The editorial “Sharing the American spirit” (July 5) states that the assistance Catholic Charities receives for refugee resettlement through the U.S. Department of State is meager and temporary. I know that this is the type of information that the resettlement agencies provide to the public and media, but it is not necessarily true if you consider what Catholic Charities is required to provide to the refugees.
The basic refugee resettlement government contract requires a fairly short list of household items. It does not even include such basic necessities such as phones, an English dictionary, irons, umbrellas, stamps and envelopes, televisions. Of the items that are required to be provided, these (e.g. couches) can all be used items – acquired through donations, found in the garbage, etc. Once Catholic Charities gives the couch, for example, to a refugee, it can then turn to the government to collect a cash equivalent for in-kind assistance. This is via the Matching Grant Program from the Office of Refugee Resettlement in the U.S. Department of Health and Human Services.

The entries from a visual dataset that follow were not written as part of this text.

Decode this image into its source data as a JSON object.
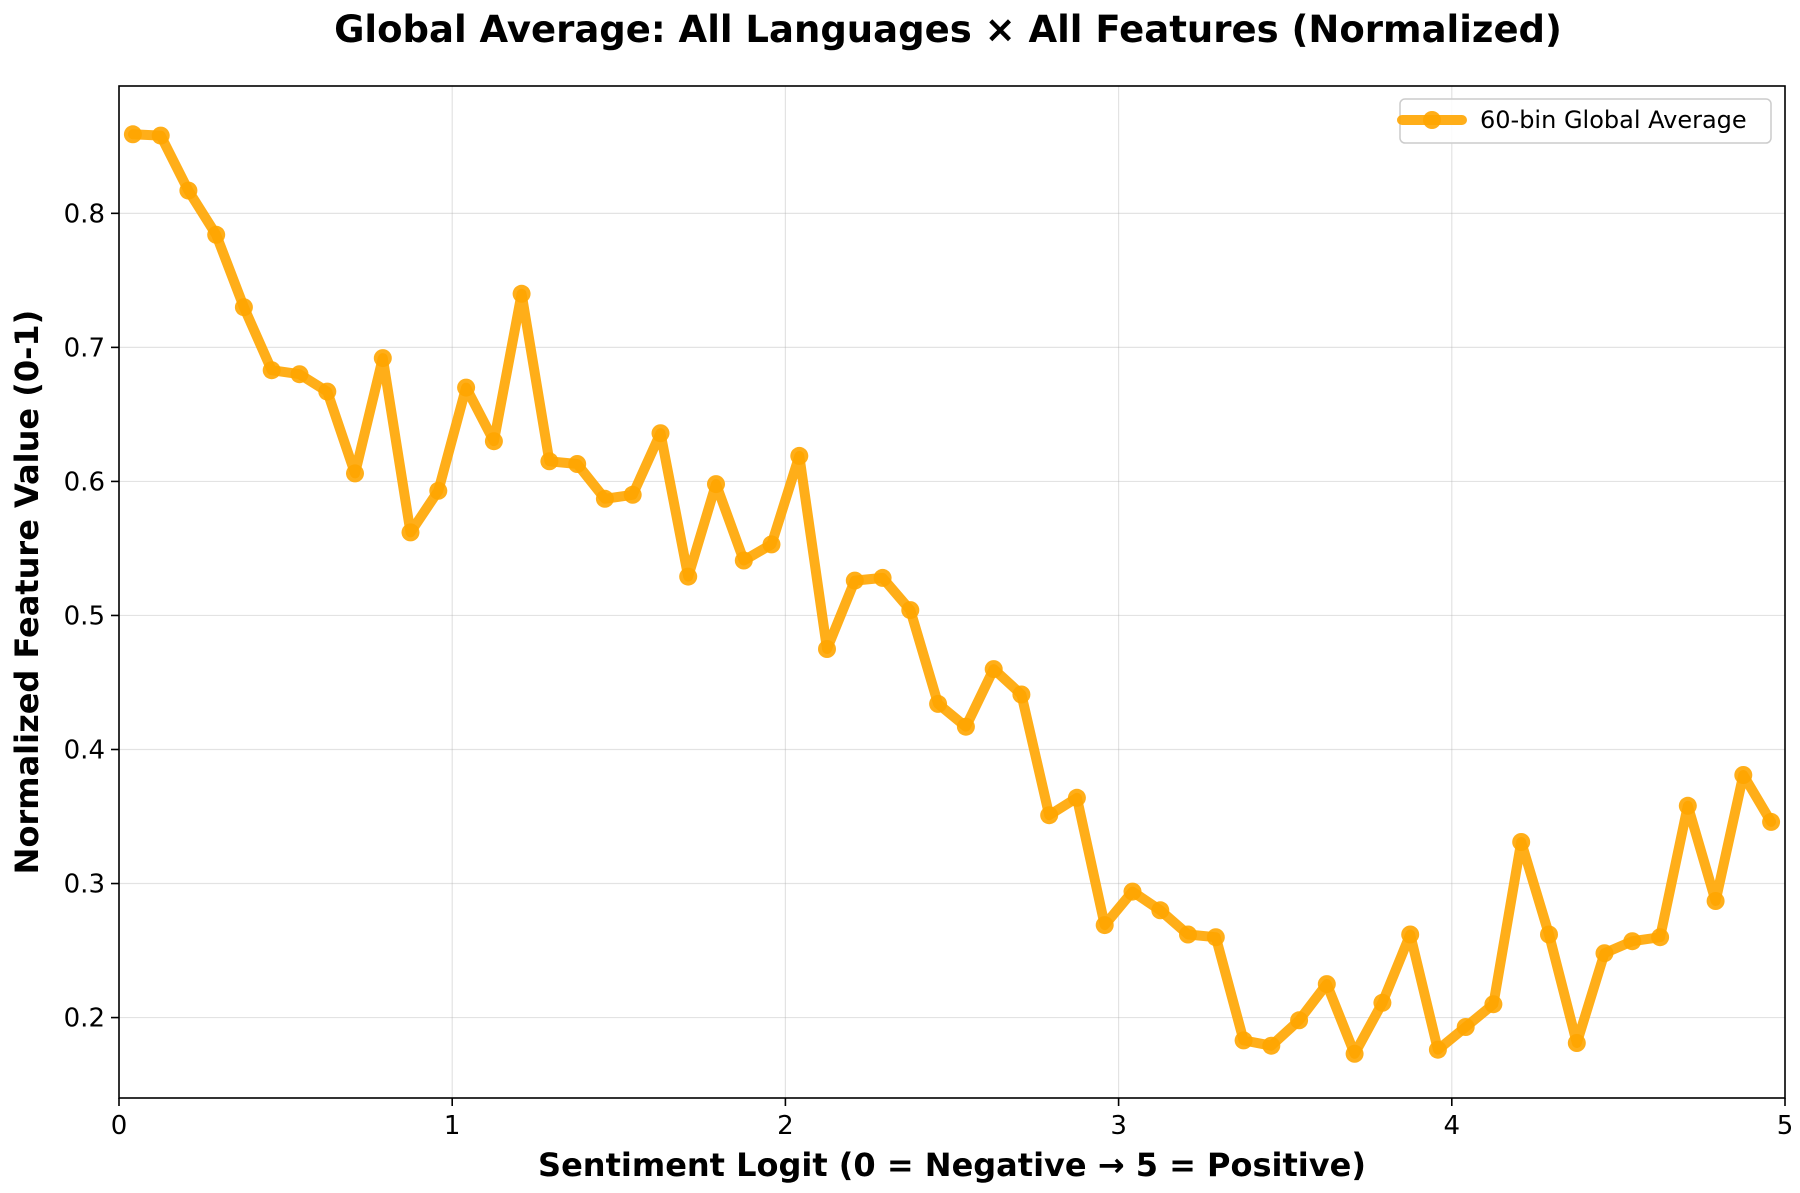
{
  "chart_data": {
    "type": "line",
    "title": "Global Average: All Languages × All Features (Normalized)",
    "xlabel": "Sentiment Logit (0 = Negative → 5 = Positive)",
    "ylabel": "Normalized Feature Value (0-1)",
    "xlim": [
      0,
      5
    ],
    "ylim": [
      0.14,
      0.895
    ],
    "xticks": [
      0,
      1,
      2,
      3,
      4,
      5
    ],
    "xtick_labels": [
      "0",
      "1",
      "2",
      "3",
      "4",
      "5"
    ],
    "yticks": [
      0.2,
      0.3,
      0.4,
      0.5,
      0.6,
      0.7,
      0.8
    ],
    "ytick_labels": [
      "0.2",
      "0.3",
      "0.4",
      "0.5",
      "0.6",
      "0.7",
      "0.8"
    ],
    "grid": true,
    "legend_position": "top-right",
    "series": [
      {
        "name": "60-bin Global Average",
        "color": "#FFA500",
        "marker": "circle",
        "x": [
          0.0417,
          0.125,
          0.2083,
          0.2917,
          0.375,
          0.4583,
          0.5417,
          0.625,
          0.7083,
          0.7917,
          0.875,
          0.9583,
          1.0417,
          1.125,
          1.2083,
          1.2917,
          1.375,
          1.4583,
          1.5417,
          1.625,
          1.7083,
          1.7917,
          1.875,
          1.9583,
          2.0417,
          2.125,
          2.2083,
          2.2917,
          2.375,
          2.4583,
          2.5417,
          2.625,
          2.7083,
          2.7917,
          2.875,
          2.9583,
          3.0417,
          3.125,
          3.2083,
          3.2917,
          3.375,
          3.4583,
          3.5417,
          3.625,
          3.7083,
          3.7917,
          3.875,
          3.9583,
          4.0417,
          4.125,
          4.2083,
          4.2917,
          4.375,
          4.4583,
          4.5417,
          4.625,
          4.7083,
          4.7917,
          4.875,
          4.9583
        ],
        "y": [
          0.859,
          0.858,
          0.817,
          0.784,
          0.73,
          0.683,
          0.68,
          0.667,
          0.606,
          0.692,
          0.562,
          0.593,
          0.67,
          0.63,
          0.74,
          0.615,
          0.613,
          0.587,
          0.59,
          0.636,
          0.529,
          0.598,
          0.541,
          0.553,
          0.619,
          0.475,
          0.526,
          0.528,
          0.504,
          0.434,
          0.417,
          0.46,
          0.441,
          0.351,
          0.364,
          0.269,
          0.294,
          0.28,
          0.262,
          0.26,
          0.183,
          0.179,
          0.198,
          0.225,
          0.173,
          0.211,
          0.262,
          0.176,
          0.193,
          0.21,
          0.331,
          0.262,
          0.181,
          0.248,
          0.257,
          0.26,
          0.358,
          0.287,
          0.381,
          0.346
        ]
      }
    ]
  }
}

So, although Catholic Charities and its parent, the U.S. Catholic Conference of Bishops, are already paid to provide these items, they also get to keep half of the money initially doled out by the State Department for each refugee and they then get paid again via the Matching Grant Program.
By the way, if you want to know how much Catholic Charities receives from the government for refugee resettlement, you must add up all the grants and programs from each governmental agency. These can include ownership society grants, marriage initiative grants, faith-based organization grants, community-based grants, individual development account grants, refugee microloans program, etc. The Office of Refugee Resettlement also has Social Services Formula Grants – for employment services (these grants last up to five years), employment assessment services and on-the-job training, English language instruction, vocational training, skills certification, day care, transportation, case management translation/interpreter services, assistance in obtaining employment authorization documents, professional refresher training and other recertification services.
If Catholic Charities is telling you about some “meager” public assistance it gets for refugee resettlement, I think it is not being completely honest.
By the way, the refugee program is supposed to be a “public/private partnership.” How many dollars does Catholic Charities add for each public dollar used? It is supposed to be a charity. Refugee resettlement is supposed to be heavily financed by these charities and not rely mainly on government handouts. These handouts are substantial.